КУЛЬТУРНЫЙ КОНТЕКСТ
Роман с книгой
Рассказ о произведениях любимых писателей иногда бывает более захватывающим, чем сами эти произведения
Скажи мне, кто твой друг, и я скажу, кто ты. Таких
тестов-пословиц множество, и в каждой из них своя правда. С
уверенностью могу сказать, например, что по азарту читателя, по книгам,
которые любит человек, я могу узнать о нем больше, чем познакомившись
с его любимой женщиной. Роман с книгой – великое, захватывающее
приключение. Здесь опасности настоящие, потому что мы о них даже не
подозреваем, восторг настоящий, ибо всегда неожиданный, здесь
дружество, иногда на всю жизнь, любовь глубокая, но и разочарование
нешуточное. И обман, и измены…
Тем не менее томик Генри Миллера «Книги в моей жизни», который
недавно
получил в подарок, я взялся читать без особого энтузиазма. Прозаик он
классный, что и говорить. Может быть, даже великий. «Тропик Рака» в
свое время был потрясением. Смелая книга свободного и умного человека.
Но сосредоточенность на сексе все же быстро наскучила. Это был,
конечно, не тупой секс ради секса и не литературный эпатаж. Иногда даже
казалось, что автор едва ли не обожествляет женщину. Но мы воспитаны,
скажем осторожно, в другой традиции.
«Книги в моей жизни» – нечаянная радость. Генри Миллер,
оказывается, не только умный читатель, но и страстный, влюбчивый,
благодарный. Едва закрыв книгу, он садился писать письмо ее автору.
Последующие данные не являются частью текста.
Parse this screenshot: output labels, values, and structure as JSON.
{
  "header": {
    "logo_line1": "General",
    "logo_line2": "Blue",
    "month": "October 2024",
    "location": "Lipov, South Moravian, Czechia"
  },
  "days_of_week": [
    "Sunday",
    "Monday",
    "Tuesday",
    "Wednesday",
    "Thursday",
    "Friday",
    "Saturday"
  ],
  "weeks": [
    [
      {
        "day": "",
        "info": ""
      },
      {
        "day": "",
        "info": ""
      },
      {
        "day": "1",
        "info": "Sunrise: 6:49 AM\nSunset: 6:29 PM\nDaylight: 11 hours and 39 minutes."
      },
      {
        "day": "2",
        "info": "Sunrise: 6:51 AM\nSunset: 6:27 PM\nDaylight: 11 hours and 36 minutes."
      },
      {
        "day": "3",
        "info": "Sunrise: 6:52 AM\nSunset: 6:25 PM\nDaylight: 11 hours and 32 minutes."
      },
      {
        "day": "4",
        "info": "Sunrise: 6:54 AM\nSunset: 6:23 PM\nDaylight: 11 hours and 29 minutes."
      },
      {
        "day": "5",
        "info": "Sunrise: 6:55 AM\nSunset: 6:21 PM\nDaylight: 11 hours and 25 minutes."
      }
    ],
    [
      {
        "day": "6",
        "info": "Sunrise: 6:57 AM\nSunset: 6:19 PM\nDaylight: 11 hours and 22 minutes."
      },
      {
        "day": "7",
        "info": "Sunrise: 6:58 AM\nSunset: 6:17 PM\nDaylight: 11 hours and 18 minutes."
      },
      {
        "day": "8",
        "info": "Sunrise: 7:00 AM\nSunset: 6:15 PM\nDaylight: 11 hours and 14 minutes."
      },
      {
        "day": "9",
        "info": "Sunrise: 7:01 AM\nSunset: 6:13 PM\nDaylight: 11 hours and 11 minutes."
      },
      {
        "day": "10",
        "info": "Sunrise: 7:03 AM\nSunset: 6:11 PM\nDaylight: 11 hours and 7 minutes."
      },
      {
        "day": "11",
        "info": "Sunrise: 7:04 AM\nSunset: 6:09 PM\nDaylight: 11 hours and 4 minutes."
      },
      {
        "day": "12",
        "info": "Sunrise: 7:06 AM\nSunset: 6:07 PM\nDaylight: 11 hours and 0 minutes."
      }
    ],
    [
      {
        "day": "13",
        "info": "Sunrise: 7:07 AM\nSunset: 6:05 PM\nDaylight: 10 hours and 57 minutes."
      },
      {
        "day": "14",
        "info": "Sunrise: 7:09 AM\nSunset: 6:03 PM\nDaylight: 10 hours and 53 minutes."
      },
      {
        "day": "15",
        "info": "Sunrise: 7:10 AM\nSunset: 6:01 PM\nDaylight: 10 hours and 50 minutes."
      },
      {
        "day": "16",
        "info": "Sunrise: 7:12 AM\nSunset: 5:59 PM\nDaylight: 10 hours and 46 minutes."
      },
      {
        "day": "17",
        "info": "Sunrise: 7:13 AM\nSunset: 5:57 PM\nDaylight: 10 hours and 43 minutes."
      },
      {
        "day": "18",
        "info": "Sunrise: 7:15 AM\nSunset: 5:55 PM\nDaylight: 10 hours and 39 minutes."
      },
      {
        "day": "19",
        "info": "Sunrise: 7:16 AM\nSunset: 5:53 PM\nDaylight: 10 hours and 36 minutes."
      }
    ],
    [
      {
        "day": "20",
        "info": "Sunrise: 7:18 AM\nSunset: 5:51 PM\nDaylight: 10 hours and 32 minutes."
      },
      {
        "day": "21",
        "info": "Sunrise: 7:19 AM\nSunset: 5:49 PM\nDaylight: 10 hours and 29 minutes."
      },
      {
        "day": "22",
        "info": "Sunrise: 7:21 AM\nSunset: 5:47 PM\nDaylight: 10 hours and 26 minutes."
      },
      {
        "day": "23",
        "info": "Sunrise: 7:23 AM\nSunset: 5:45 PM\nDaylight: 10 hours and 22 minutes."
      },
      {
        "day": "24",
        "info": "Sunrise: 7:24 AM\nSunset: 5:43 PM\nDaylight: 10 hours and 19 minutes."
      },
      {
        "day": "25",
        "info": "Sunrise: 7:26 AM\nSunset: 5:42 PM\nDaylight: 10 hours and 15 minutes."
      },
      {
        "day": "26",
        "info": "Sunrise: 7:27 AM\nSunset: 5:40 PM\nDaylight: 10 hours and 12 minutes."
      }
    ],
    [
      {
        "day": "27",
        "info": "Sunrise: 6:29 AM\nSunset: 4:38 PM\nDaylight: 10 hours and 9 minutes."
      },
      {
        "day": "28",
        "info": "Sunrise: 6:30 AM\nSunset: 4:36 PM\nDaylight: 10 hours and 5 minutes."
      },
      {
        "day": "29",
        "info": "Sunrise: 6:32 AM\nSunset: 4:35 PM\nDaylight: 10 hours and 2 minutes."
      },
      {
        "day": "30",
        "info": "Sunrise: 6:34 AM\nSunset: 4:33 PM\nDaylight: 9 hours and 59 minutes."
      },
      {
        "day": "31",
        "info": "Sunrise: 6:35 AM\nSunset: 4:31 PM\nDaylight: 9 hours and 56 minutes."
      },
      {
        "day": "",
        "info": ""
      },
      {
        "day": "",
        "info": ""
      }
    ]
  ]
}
Подробное, как любовное признание. Следом за ним – письма знакомым
издателям. С просьбой и мольбой напечатать, перевести. Издатели
откликались редко и без энтузиазма, а вот многие из авторов становились
впоследствии его близкими друзьями.
Даже к тем книгам, которыми он наслаждался в детстве и которые
при взрослом перечитывании оказывались слабыми и несостоятельными, он
продолжал испытывать благодарность. Ведь в детстве он дружил с ними, а
в дружбе главное – верность.
Тут интересны две вещи, которые я от вас не скрою. Во-первых,
с большинством авторов, о которых Миллер пишет с любовью, я не знаком.
То есть и книг их не читал, и даже имена слышал впервые. Во-вторых,
читая монологи об этих книгах, я понимал, что мне бы они скорее всего
не понравились. Миллер сочувственно относится к мистике, любит
писателей авантюрного склада, людей жизни, скитальцев, которые иногда
по необходимости, иногда вынужденно перепробовали многие профессии,
воевали или охотились в Африке на тигров, а при этом сохранили в себе
живую душу и детскую склонность к философии и тайне. Мне такие люди
тоже нравятся, их всегда интересно слушать, но в целом у меня все же
другая компания.
И вот тем не менее я горячо рекомендую вам эту книгу. В чем
дело?
Думаю, так. Умные люди встречаются достаточно редко.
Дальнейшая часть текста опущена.